Mass legal immigration has come at the expense of America’s working and middle class, which has suffered from poor job growth, stagnant wages, and increased public costs to offset the importation of millions of low-skilled foreign nationals.

Trump’s off-script comment, though, seems to be his preferred immigration stance, as he is now telling reporters he is doubling down on his mass legal immigration statement, claiming there will be a labor shortage if we don’t admitt more legal immigrants.

“We need people in our country because our unemployment numbers are so low and we have massive numbers of companies coming back into our country,” Trump reportedly told the media.

“I need people coming in because we need people to run the factories and plants and companies that are moving back in,” Trump said. “We need people.”

The statements are a break from the president’s commitment in 2015, 2016, 2017, when he continuously advocated for reducing overall legal immigration to raise the wages of American workers.

Trump’s immigration policy papers from his 2016 presidential campaign called for an immigration moratorium until the nation was at full employment.

“Before any new green cards are issued to foreign workers abroad, there will be a pause where employers will have to hire from the domestic pool of unemployed immigrant and native workers,” the Trump immigration policy papers stated.

In 2017, he reiterated this commitment to reducing legal immigration levels by endorsing Sen. Tom Cotton (R-AR) and Sen. David Perdue’s (R-GA) RAISE Act, which would have reduced current levels to about 500,000 admissions a year, as well as ending chain migration.

As blue-collar U.S. wages have risen thanks to a tighter labor market, white-collar U.S. wages have yet to see significant growth, indicating a professional labor market that does not need additional legal immigrant workers to compete against Americans.

While illegal aliens are likely to compete for jobs against American blue-collar workers and black Americans, mass legal immigration to the U.S. has stagnated wages for America’s white-collar professionals as they compete against about 1.5 million cheaper imported foreign visa workers and a million new legal immigrants every year.

The mass importation of legal immigrants — mostly due to President George H.W. Bush’s Immigration Act of 1990, which expanded legal immigration levels — diminishes job opportunities for the roughly four million young American graduates who enter the workforce every year wanting good-paying jobs.

Though Trump claims the country needs more foreign workers to take U.S. jobs, Bureau of Labor Statistics data indicates there are millions of Americans who continue to be on the outskirts of the labor market and are wanting to increase their job prospects, not reduce them.

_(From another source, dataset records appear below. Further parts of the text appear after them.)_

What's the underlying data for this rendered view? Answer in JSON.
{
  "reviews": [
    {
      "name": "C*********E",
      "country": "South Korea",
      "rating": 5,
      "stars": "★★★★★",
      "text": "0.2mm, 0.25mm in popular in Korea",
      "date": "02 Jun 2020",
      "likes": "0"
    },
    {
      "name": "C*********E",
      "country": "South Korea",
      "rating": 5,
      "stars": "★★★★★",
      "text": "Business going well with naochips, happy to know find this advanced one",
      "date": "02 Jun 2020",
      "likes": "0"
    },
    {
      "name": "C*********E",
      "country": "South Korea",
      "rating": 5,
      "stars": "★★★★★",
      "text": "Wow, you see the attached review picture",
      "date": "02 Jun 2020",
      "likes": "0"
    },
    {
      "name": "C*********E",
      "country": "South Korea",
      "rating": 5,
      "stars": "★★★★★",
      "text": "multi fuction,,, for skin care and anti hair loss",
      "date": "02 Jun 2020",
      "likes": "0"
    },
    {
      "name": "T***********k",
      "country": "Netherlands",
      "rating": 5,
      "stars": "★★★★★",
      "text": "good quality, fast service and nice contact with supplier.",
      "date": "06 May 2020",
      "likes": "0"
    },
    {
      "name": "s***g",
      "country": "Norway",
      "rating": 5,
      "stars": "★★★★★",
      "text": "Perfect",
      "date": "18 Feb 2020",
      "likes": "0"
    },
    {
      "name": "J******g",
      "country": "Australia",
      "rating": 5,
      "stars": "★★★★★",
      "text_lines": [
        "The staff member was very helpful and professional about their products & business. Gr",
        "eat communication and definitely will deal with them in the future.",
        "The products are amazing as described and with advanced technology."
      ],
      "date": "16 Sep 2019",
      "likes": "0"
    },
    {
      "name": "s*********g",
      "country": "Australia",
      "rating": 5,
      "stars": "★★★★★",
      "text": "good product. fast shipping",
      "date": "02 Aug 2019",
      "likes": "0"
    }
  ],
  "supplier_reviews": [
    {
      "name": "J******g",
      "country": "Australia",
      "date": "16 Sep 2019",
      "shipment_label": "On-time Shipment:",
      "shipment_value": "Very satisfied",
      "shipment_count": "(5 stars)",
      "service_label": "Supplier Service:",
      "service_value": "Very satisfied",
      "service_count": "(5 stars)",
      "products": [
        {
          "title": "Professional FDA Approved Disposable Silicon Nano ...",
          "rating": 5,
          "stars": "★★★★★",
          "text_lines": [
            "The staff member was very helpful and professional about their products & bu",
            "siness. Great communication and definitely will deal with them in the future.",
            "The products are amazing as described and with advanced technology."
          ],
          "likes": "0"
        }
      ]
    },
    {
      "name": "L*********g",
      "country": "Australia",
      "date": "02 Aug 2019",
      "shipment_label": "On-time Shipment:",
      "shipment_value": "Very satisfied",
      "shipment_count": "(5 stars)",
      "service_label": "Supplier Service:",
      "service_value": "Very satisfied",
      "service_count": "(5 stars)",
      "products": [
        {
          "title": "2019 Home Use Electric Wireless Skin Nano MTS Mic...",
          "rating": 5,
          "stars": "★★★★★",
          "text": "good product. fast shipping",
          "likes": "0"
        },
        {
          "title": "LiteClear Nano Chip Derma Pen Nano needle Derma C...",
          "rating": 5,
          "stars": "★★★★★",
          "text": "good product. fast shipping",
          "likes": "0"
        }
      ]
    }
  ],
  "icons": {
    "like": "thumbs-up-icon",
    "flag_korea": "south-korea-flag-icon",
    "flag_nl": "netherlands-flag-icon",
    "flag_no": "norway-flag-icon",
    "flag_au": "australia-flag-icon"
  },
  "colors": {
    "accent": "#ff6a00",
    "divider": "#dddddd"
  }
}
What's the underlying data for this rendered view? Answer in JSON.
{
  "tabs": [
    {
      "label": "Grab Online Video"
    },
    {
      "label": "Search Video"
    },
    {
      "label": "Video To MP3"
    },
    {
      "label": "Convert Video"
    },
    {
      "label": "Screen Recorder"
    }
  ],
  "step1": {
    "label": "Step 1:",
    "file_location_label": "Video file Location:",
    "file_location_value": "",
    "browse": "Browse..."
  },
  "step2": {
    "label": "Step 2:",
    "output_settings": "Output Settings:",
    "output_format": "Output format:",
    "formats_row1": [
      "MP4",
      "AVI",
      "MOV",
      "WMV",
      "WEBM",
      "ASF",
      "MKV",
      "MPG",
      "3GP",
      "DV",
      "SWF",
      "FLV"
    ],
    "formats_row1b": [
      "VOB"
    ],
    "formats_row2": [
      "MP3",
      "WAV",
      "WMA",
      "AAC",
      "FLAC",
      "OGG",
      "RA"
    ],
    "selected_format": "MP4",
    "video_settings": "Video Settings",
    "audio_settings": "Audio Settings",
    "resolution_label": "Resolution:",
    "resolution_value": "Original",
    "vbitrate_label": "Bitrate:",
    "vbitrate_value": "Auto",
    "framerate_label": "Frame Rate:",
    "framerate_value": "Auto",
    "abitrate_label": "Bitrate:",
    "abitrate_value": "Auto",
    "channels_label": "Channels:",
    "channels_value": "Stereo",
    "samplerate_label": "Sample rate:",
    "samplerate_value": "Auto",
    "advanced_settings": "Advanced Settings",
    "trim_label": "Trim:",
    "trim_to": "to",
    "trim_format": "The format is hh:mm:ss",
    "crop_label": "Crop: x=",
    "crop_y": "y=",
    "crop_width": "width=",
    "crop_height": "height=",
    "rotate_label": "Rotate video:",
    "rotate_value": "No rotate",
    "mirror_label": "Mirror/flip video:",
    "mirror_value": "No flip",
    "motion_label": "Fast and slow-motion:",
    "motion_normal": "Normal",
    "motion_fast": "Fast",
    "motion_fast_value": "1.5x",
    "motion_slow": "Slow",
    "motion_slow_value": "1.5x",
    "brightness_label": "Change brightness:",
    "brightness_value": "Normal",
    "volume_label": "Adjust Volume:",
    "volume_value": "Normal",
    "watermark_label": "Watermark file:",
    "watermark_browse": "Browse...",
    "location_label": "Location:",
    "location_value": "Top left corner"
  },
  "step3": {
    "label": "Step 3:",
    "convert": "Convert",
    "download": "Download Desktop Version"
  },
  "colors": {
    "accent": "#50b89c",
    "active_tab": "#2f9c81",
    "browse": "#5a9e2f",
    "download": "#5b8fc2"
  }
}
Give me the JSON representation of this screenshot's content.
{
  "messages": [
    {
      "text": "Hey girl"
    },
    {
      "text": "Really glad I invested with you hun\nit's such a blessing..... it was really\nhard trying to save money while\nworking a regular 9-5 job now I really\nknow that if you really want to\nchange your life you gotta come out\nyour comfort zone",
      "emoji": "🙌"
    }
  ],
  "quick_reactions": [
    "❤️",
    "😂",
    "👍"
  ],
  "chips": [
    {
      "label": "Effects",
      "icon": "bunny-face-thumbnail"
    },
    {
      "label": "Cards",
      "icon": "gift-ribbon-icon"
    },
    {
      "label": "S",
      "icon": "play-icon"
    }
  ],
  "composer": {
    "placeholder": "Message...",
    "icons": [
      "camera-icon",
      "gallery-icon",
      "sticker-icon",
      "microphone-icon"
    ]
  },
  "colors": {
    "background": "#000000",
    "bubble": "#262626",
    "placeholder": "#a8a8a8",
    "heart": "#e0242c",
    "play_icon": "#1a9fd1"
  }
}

While more than a million legal immigrants continue being admitted to the U.S. to take coveted American jobs, there remains 6.5 million Americans who are unemployed, 12.9 percent of whom are teenagers, and 6.8 percent of whom are black Americans.

Overall, about 1.3 million U.S. workers have been jobless for at least 27 weeks, accounting for about 19 percent of the unemployed population. Roughly 5.1 million workers are working part-time but want full-time jobs, and 1.6 million workers want a job, including 426,000 workers who are discouraged by their job prospects.

In the last decade alone, the U.S. admitted ten million legal immigrants, forcing American workers to compete against a growing population of low-wage workers. Meanwhile, employers are able to reduce wages and drive up their profit margins thanks to the annual low-skilled immigration scheme.

The Washington, DC-imposed mass immigration policy is a boon to corporate executives, Wall Street, big business, and multinational conglomerates, as every one percent increase in the immigrant composition of an occupation’s labor force reduces Americans’ hourly wages by 0.4 percent. Every one percent increase in the immigrant workforce reduces Americans’ overall wages by 0.8 percent.